Astorino meted out $79.2 million in contracts to 13 NYC-based firms during two-year existence of controversial Manhattan office, with each contributing to GOPer’s campaign war chest
Analysis by Latimer campaign shows 13 firms gave $213k to Astorino camp over the years, raising new pay-to-play questions for County Executive following announcement of office closure; Latest development comes week after Latimer, county lawmakers blast Astorino for not releasing details of office meetings
WHITE PLAINS, N.Y. – As Westchester County Executive Rob Astorino continues to face accusations of pay-to-play in connection with county Economic Development offices in Manhattan set to close after two years in operation and with limited benefit to county taxpayers, State Senator George Latimer is calling on his opponent to disclose his campaign’s relationships and meetings with thirteen NYC-based firms that have received nearly $80 million in county contracts during the office’s existence. An analysis by the Latimer camp shows that the firms have contributed over $200,000 to Astorino during his tenure as County Executive, further raising the spectre of pay-to-play for the controversial Republican lawmaker.
“This is a great deal for these companies and for Rob Astorino, but a terrible deal for Westchester taxpayers,” said George Latimer. “Since Astorino won’t disclose exactly what took place at 125 Park, we can’t know if these donors were meeting there with him or what was being discussed. This raises serious questions about the integrity of our County Executive that Rob Astorino should answer immediately. Westchester families have been Rob’d so many times that they should probably expect the worst.”
According to a review of Westchester County public records and state campaign finance reports, thirteen firms either headquartered in New York City or with a significant presence there received $79.2 million in taxpayer-funded contracts between 2015 and 2017. This coincides with the existence of the county’s Economic Development satellite office at 125 Park Avenue in Midtown, which Astorino opened to great fanfare but which the county cannot point to any specific benefit to taxpayers having come out of the exclusive commercial space. Last month, the county announced that it would be closing the space once its current lease expires.

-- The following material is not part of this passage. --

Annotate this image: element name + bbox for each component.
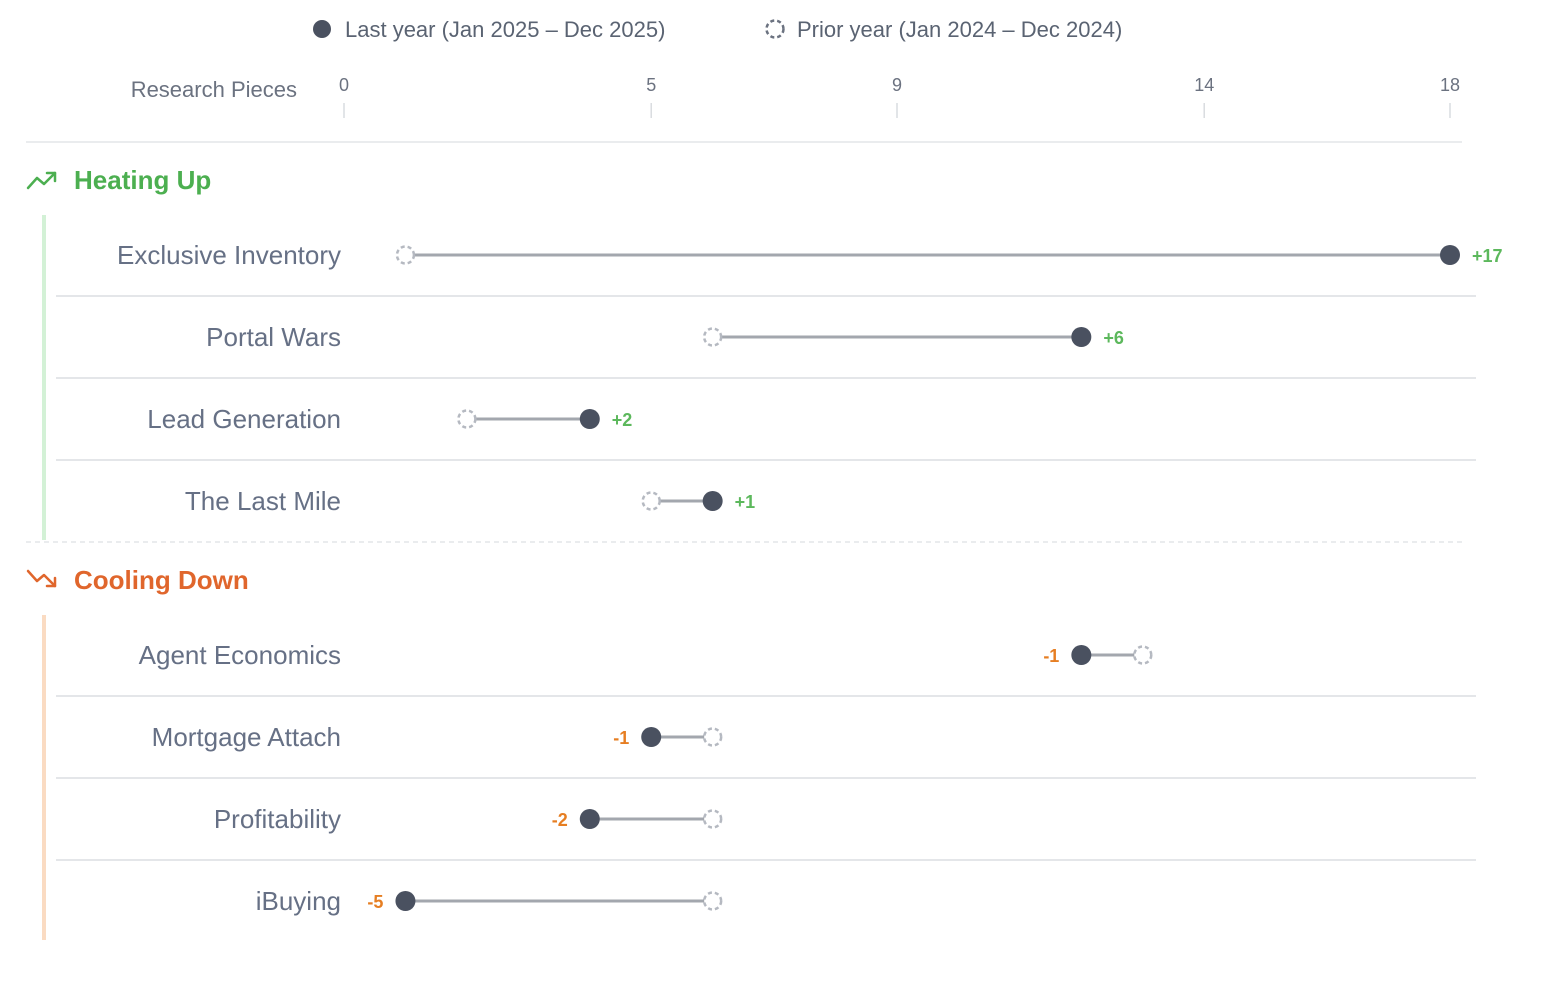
prior-year-point bbox=[1133, 645, 1153, 665]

These thirteen firms, which provide a range of services including engineering, architecture and legal, have at the same time been major donors to Astorino’s high-profile political campaigns over the years. In total, they contributed over $213,000 in contributions to Astorino’s war chest both before and after many of the contracts were issued to them by the county.
For Latimer, this raises serious ethical questions about Astorino’s use of the Manhattan space, which the State Senator and others contend provides the Republican with a base of operations for building his donor network ahead of a rumored 2018 rematch against Governor Andrew Cuomo. As a result, Latimer is calling on his opponent in the County Executive race to release all information pertaining to his relationship with the firms in question, as well as details on any meetings that the donors may have had with Astorino and county officials at the Park Avenue office.
“Rob Astorino in his past races for County Executive and Governor made a point of criticizing his opponents for the practices that he seems to have mastered,” Latimer said.
Latimer’s request comes one week after he and fellow county lawmakers held a press conference and rally outside county offices in White Plains to call for the full disclosure of all meetings at the office. Astorino’s office has stated in the press that no meetings logs were kept and no such details are available for the taxpayer-funded space.
According to the New York State Board of Elections and the Westchester County Government the list of donors includes notable contributors such as Arcadis, Harris Beach, HDR, LiRo, Tectonic, and Verde Electric Corporation.